Some cars you share the road with are huge. You've got SUVs, trucks, and those monstrous 18-wheelers that blow past you in a rush of diesel stench. Compound sentences are the big diesels of the grammar world. You've got a 500 cat engine lugging up to 80,000 pounds of cargo down the road at 70 miles an hour; you might want to know a little bit about it. A compound sentence is exactly what the word implies, more than one. I went to the store and bought some film. That's a simplistic compound sentence. You've got the driver, "I," and two engines, "went" and "bought." There's a lot more to it than that, of course, but a compound sentence is a sentence and a phrase or another sentence hitched together with a conjunction of some sort. Our fifth wheel in the previous case was a word "and." Sometimes we use punctuation.
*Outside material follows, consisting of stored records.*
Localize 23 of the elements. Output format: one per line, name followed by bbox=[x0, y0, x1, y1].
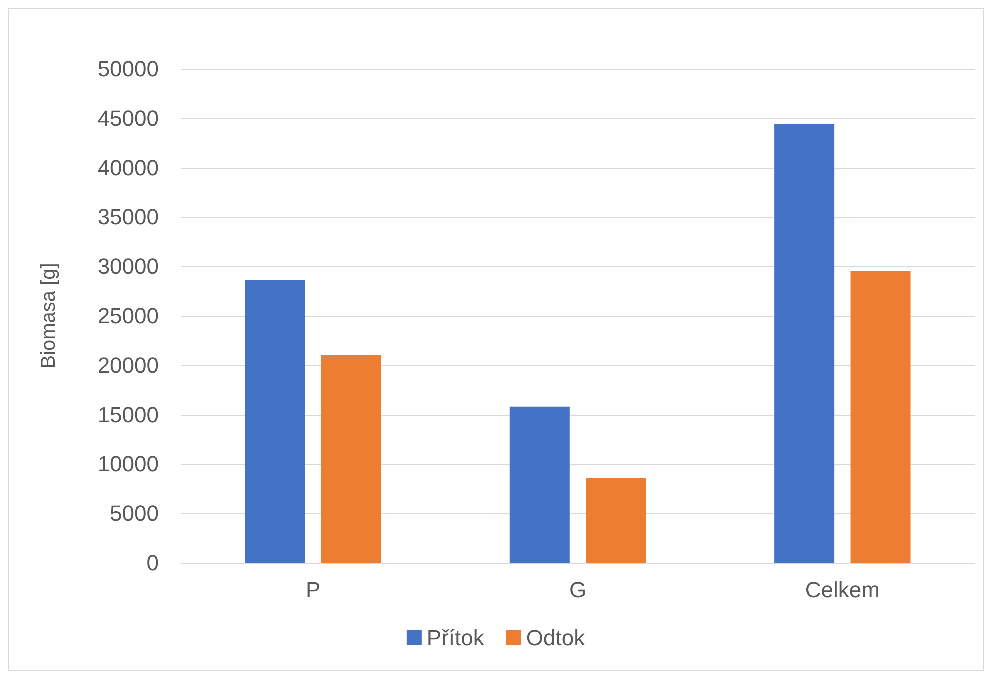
y-tick-label: 10000 bbox=[98, 452, 159, 477]
bar bbox=[245, 280, 306, 563]
x-tick-label: G bbox=[569, 578, 587, 602]
y-tick-label: 5000 bbox=[110, 501, 159, 526]
y-tick-label: 0 bbox=[146, 550, 159, 576]
y-tick-label: 15000 bbox=[98, 402, 159, 428]
legend-label: Odtok bbox=[526, 626, 586, 650]
y-tick-label: 35000 bbox=[98, 204, 159, 230]
y-axis-title: Biomasa [g] bbox=[38, 263, 60, 369]
x-tick-label: Celkem bbox=[805, 578, 880, 602]
y-tick-label: 25000 bbox=[98, 304, 159, 328]
legend-label: Přítok bbox=[426, 626, 486, 650]
y-tick-label: 45000 bbox=[98, 106, 159, 131]
bar bbox=[850, 272, 911, 563]
y-tick-label: 40000 bbox=[98, 155, 159, 180]
bar bbox=[510, 406, 570, 563]
y-tick-label: 50000 bbox=[98, 56, 159, 82]
bar bbox=[586, 478, 646, 563]
x-tick-label: P bbox=[306, 578, 321, 602]
bar bbox=[321, 356, 382, 563]
bar bbox=[774, 124, 835, 563]
y-tick-label: 20000 bbox=[98, 352, 159, 378]
y-tick-label: 30000 bbox=[98, 254, 159, 280]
Now punctuation can get a little tricky. If you slap together a complete sentence and a phrase you can use a comma to do it. I am a gorgeous, incredibly smart woman, noticeably vain, too. Noticeably vain is what we call a dependent clause or a phrase. It needs to have the first part of the sentence in order to make sense. Now if you slap together two complete sentences, we call those independent clauses, then you have to use a conjunction or a semi-colon. It looks cool, but a comma is wrong. Like when a tire blows off a big rig and slams into someone's windshield, a comma splice is bad news. I am such an egotistical woman; everyone loves me anyway. Easy, right? Just look to see how many complete sentences you have and you'll know whether or not to use a comma or a semi-colon.
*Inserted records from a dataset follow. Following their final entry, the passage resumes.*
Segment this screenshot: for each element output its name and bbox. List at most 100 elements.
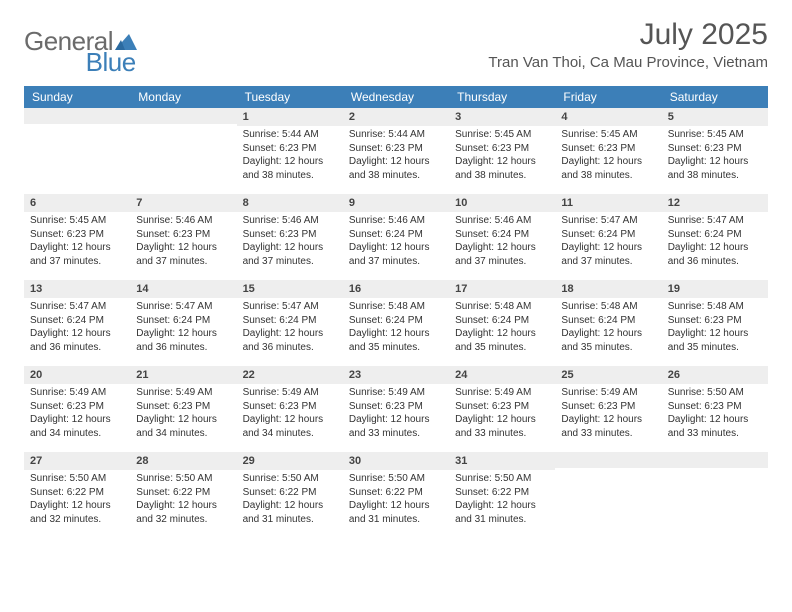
day-number: 21 [130, 366, 236, 384]
day-cell: 13Sunrise: 5:47 AMSunset: 6:24 PMDayligh… [24, 280, 130, 366]
sunrise-text: Sunrise: 5:46 AM [349, 214, 443, 228]
week-row: 13Sunrise: 5:47 AMSunset: 6:24 PMDayligh… [24, 280, 768, 366]
day-number: 4 [555, 108, 661, 126]
daylight-text: Daylight: 12 hours and 35 minutes. [668, 327, 762, 354]
sunrise-text: Sunrise: 5:44 AM [349, 128, 443, 142]
sunrise-text: Sunrise: 5:49 AM [349, 386, 443, 400]
day-cell: 24Sunrise: 5:49 AMSunset: 6:23 PMDayligh… [449, 366, 555, 452]
sunset-text: Sunset: 6:23 PM [349, 142, 443, 156]
daylight-text: Daylight: 12 hours and 36 minutes. [668, 241, 762, 268]
day-number: 13 [24, 280, 130, 298]
day-number: 31 [449, 452, 555, 470]
title-block: July 2025 Tran Van Thoi, Ca Mau Province… [488, 18, 768, 71]
daylight-text: Daylight: 12 hours and 35 minutes. [561, 327, 655, 354]
daylight-text: Daylight: 12 hours and 37 minutes. [30, 241, 124, 268]
sunset-text: Sunset: 6:22 PM [349, 486, 443, 500]
day-details: Sunrise: 5:50 AMSunset: 6:22 PMDaylight:… [449, 470, 555, 532]
day-details: Sunrise: 5:50 AMSunset: 6:22 PMDaylight:… [343, 470, 449, 532]
day-cell: 4Sunrise: 5:45 AMSunset: 6:23 PMDaylight… [555, 108, 661, 194]
month-title: July 2025 [488, 18, 768, 52]
dayname-saturday: Saturday [662, 86, 768, 108]
daylight-text: Daylight: 12 hours and 31 minutes. [455, 499, 549, 526]
day-number: 1 [237, 108, 343, 126]
dayname-sunday: Sunday [24, 86, 130, 108]
dayname-thursday: Thursday [449, 86, 555, 108]
day-cell: 18Sunrise: 5:48 AMSunset: 6:24 PMDayligh… [555, 280, 661, 366]
sunset-text: Sunset: 6:24 PM [455, 314, 549, 328]
day-details: Sunrise: 5:46 AMSunset: 6:24 PMDaylight:… [343, 212, 449, 274]
day-number: 14 [130, 280, 236, 298]
day-number: 8 [237, 194, 343, 212]
day-cell: 27Sunrise: 5:50 AMSunset: 6:22 PMDayligh… [24, 452, 130, 538]
day-details [662, 468, 768, 476]
sunset-text: Sunset: 6:24 PM [668, 228, 762, 242]
sunset-text: Sunset: 6:24 PM [243, 314, 337, 328]
daylight-text: Daylight: 12 hours and 37 minutes. [349, 241, 443, 268]
daylight-text: Daylight: 12 hours and 34 minutes. [30, 413, 124, 440]
day-number: 26 [662, 366, 768, 384]
sunset-text: Sunset: 6:24 PM [455, 228, 549, 242]
sunrise-text: Sunrise: 5:48 AM [349, 300, 443, 314]
day-number: 11 [555, 194, 661, 212]
week-row: 1Sunrise: 5:44 AMSunset: 6:23 PMDaylight… [24, 108, 768, 194]
daylight-text: Daylight: 12 hours and 38 minutes. [349, 155, 443, 182]
day-details: Sunrise: 5:50 AMSunset: 6:22 PMDaylight:… [130, 470, 236, 532]
sunrise-text: Sunrise: 5:50 AM [136, 472, 230, 486]
daylight-text: Daylight: 12 hours and 33 minutes. [455, 413, 549, 440]
day-cell: 26Sunrise: 5:50 AMSunset: 6:23 PMDayligh… [662, 366, 768, 452]
sunset-text: Sunset: 6:24 PM [561, 314, 655, 328]
day-cell: 14Sunrise: 5:47 AMSunset: 6:24 PMDayligh… [130, 280, 236, 366]
daylight-text: Daylight: 12 hours and 38 minutes. [455, 155, 549, 182]
day-number [130, 108, 236, 124]
day-number: 18 [555, 280, 661, 298]
day-cell: 10Sunrise: 5:46 AMSunset: 6:24 PMDayligh… [449, 194, 555, 280]
dayname-row: Sunday Monday Tuesday Wednesday Thursday… [24, 86, 768, 108]
day-cell: 7Sunrise: 5:46 AMSunset: 6:23 PMDaylight… [130, 194, 236, 280]
day-number: 5 [662, 108, 768, 126]
day-cell: 22Sunrise: 5:49 AMSunset: 6:23 PMDayligh… [237, 366, 343, 452]
day-cell: 25Sunrise: 5:49 AMSunset: 6:23 PMDayligh… [555, 366, 661, 452]
location-text: Tran Van Thoi, Ca Mau Province, Vietnam [488, 54, 768, 71]
day-details: Sunrise: 5:48 AMSunset: 6:24 PMDaylight:… [449, 298, 555, 360]
day-cell: 9Sunrise: 5:46 AMSunset: 6:24 PMDaylight… [343, 194, 449, 280]
day-number: 28 [130, 452, 236, 470]
sunset-text: Sunset: 6:23 PM [561, 142, 655, 156]
day-cell [130, 108, 236, 194]
day-details: Sunrise: 5:46 AMSunset: 6:23 PMDaylight:… [130, 212, 236, 274]
sunset-text: Sunset: 6:23 PM [668, 142, 762, 156]
day-details: Sunrise: 5:50 AMSunset: 6:22 PMDaylight:… [24, 470, 130, 532]
day-number [24, 108, 130, 124]
day-number: 12 [662, 194, 768, 212]
day-cell [662, 452, 768, 538]
day-number: 22 [237, 366, 343, 384]
sunrise-text: Sunrise: 5:50 AM [243, 472, 337, 486]
day-details: Sunrise: 5:44 AMSunset: 6:23 PMDaylight:… [343, 126, 449, 188]
sunset-text: Sunset: 6:23 PM [136, 400, 230, 414]
daylight-text: Daylight: 12 hours and 38 minutes. [668, 155, 762, 182]
dayname-wednesday: Wednesday [343, 86, 449, 108]
sunset-text: Sunset: 6:24 PM [30, 314, 124, 328]
day-details: Sunrise: 5:50 AMSunset: 6:23 PMDaylight:… [662, 384, 768, 446]
day-details: Sunrise: 5:46 AMSunset: 6:23 PMDaylight:… [237, 212, 343, 274]
sunrise-text: Sunrise: 5:47 AM [243, 300, 337, 314]
day-cell: 23Sunrise: 5:49 AMSunset: 6:23 PMDayligh… [343, 366, 449, 452]
day-cell: 16Sunrise: 5:48 AMSunset: 6:24 PMDayligh… [343, 280, 449, 366]
daylight-text: Daylight: 12 hours and 33 minutes. [561, 413, 655, 440]
sunset-text: Sunset: 6:22 PM [136, 486, 230, 500]
day-cell [555, 452, 661, 538]
day-number [662, 452, 768, 468]
day-number: 19 [662, 280, 768, 298]
daylight-text: Daylight: 12 hours and 33 minutes. [668, 413, 762, 440]
sunset-text: Sunset: 6:23 PM [243, 400, 337, 414]
day-details: Sunrise: 5:45 AMSunset: 6:23 PMDaylight:… [662, 126, 768, 188]
day-details: Sunrise: 5:48 AMSunset: 6:24 PMDaylight:… [555, 298, 661, 360]
day-number: 24 [449, 366, 555, 384]
sunrise-text: Sunrise: 5:45 AM [561, 128, 655, 142]
day-cell: 1Sunrise: 5:44 AMSunset: 6:23 PMDaylight… [237, 108, 343, 194]
sunrise-text: Sunrise: 5:46 AM [136, 214, 230, 228]
day-cell: 20Sunrise: 5:49 AMSunset: 6:23 PMDayligh… [24, 366, 130, 452]
sunrise-text: Sunrise: 5:49 AM [30, 386, 124, 400]
day-details: Sunrise: 5:50 AMSunset: 6:22 PMDaylight:… [237, 470, 343, 532]
week-row: 20Sunrise: 5:49 AMSunset: 6:23 PMDayligh… [24, 366, 768, 452]
day-number: 29 [237, 452, 343, 470]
In the space of a few minutes I gave you a crash course in how to drive a car. Whoops. I mean in how to use basic English grammar. It's not nearly as hard as English teachers make it out to be. Who ever diagrammed a sentence in real life anyway? My boss never once said Muffin, copy these, file these, mail these, and diagram these sentences by two o'clock or you're fired. Understanding what you're using is a good way to begin understanding how to use it. Now, there's a lot more to grammar and punctuation, but the basics aren't that hard at all. We only have three basic parts to a sentence, the subject, the predicate, and the object. We have a few things to spiffy up the sentence so maybe you can sell it to a used car lot for more than a few hundred bucks. Modifiers are good for making things look classy. We also have the ability to slap sentences together and make them compound. Otherwise "See Dick Run" would be classical literature.
And if Mrs. Sullivan is reading this, you don't know me, I wasn't in your class, and I'm not even from your state. I'm from, er, New Zealand. Yeah. It's great down here.